In the 1988 Daytona 500, Petty's spectacular crash on Lap 106 hurled parts all over the front stretch at the Daytona International Speedway. Incredibly, after so many flips, Petty walked away with no serious injuries. The crash was similar to the accident suffered by Bobby Allison during the 1987 Winston 500 at Talladega Superspeedway in that both cars became airborne after turning sideways, and both cars damaged the spectator fencing (though Petty's crash did much less damage to the fencing).

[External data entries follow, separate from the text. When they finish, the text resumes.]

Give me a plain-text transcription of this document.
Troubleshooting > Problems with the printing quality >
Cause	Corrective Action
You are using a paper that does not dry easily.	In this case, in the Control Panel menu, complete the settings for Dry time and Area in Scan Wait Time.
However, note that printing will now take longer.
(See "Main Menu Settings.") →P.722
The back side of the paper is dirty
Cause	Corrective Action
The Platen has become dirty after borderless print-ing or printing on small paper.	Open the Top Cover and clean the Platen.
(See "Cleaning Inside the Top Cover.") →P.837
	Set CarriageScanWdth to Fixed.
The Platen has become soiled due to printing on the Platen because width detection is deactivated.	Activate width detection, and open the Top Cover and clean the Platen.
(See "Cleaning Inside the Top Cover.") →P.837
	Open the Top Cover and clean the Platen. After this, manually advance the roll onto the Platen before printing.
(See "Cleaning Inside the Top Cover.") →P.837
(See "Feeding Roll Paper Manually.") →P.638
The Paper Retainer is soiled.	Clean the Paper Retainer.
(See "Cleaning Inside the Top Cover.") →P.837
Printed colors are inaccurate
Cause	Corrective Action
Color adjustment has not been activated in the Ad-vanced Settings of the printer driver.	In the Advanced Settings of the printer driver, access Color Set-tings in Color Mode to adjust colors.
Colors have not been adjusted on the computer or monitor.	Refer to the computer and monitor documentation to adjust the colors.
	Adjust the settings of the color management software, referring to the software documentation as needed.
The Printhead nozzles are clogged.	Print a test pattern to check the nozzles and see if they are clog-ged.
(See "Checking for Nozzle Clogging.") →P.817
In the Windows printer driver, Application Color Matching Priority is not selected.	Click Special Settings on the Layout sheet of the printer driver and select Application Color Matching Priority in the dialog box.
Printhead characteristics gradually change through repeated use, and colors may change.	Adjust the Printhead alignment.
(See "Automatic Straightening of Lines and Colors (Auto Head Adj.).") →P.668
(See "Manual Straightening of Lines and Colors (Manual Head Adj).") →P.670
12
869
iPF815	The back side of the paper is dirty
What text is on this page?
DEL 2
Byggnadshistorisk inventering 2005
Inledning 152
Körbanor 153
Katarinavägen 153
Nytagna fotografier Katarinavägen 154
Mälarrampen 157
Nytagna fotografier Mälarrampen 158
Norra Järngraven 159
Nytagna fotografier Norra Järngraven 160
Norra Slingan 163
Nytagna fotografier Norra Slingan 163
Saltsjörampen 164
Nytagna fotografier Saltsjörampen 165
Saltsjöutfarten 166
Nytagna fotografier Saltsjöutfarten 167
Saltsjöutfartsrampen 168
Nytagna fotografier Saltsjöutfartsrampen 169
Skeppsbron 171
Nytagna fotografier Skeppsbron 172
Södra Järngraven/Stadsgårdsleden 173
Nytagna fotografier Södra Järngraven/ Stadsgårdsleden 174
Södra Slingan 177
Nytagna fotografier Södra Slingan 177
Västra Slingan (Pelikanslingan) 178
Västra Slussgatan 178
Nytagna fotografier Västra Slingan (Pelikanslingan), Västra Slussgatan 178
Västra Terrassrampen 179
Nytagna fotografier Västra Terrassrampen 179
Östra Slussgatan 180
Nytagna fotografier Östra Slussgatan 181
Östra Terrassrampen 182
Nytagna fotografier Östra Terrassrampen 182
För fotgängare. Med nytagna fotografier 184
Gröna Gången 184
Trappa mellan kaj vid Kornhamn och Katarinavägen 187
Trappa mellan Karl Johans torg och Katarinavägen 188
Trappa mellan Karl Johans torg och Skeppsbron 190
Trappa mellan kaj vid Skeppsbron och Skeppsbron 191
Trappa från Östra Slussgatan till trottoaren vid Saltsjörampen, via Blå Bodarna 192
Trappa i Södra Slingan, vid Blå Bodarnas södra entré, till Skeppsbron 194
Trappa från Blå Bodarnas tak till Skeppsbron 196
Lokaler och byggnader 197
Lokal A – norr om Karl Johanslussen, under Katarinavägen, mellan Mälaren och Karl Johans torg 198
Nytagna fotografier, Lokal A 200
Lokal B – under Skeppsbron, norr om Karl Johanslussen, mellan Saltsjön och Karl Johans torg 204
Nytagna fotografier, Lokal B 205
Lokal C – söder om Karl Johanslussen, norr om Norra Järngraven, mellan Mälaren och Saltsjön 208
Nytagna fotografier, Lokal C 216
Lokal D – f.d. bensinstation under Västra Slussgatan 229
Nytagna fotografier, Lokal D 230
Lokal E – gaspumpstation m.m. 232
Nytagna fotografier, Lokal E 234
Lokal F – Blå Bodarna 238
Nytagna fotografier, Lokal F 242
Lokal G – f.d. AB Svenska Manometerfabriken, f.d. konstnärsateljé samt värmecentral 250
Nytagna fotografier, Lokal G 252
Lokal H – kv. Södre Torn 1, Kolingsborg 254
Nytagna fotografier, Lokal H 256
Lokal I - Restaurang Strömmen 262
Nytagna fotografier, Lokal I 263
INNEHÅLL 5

Petty's car became airborne despite the use of the carburetor restrictor plate, which was mandated by NASCAR for races at Talladega Superspeedway and Daytona International Speedway just prior to the start of the 1988 season.

Richard Petty is currently a spokesman for Cheerios and GlaxoSmithKline with both Nicorette and Goody's Headache Powder. He is almost always seen wearing his trademark sunglasses and a Charlie One Horse hat. In 1996, he was the Republican nominee for North Carolina Secretary of State, but was defeated by State Senator Elaine Marshall in the general election. He is cast as "The King" in the Cars (film) as a 1970 Plymouth Superbird with the number "43". A cereal "43"s was created with Petty information on the boxes.

Accessibility was his hallmark. In a sport, and a sports world, where big stars could and did refuse to sign autographs, Richard made a point of staying until everybody got one.

His work on behalf of his sport and his accessibility to fans are seen as crucial elements of NASCAR's transformation from the dirt tracks of the 1950s to the superspeedways and multi-million dollar sponsorships of today.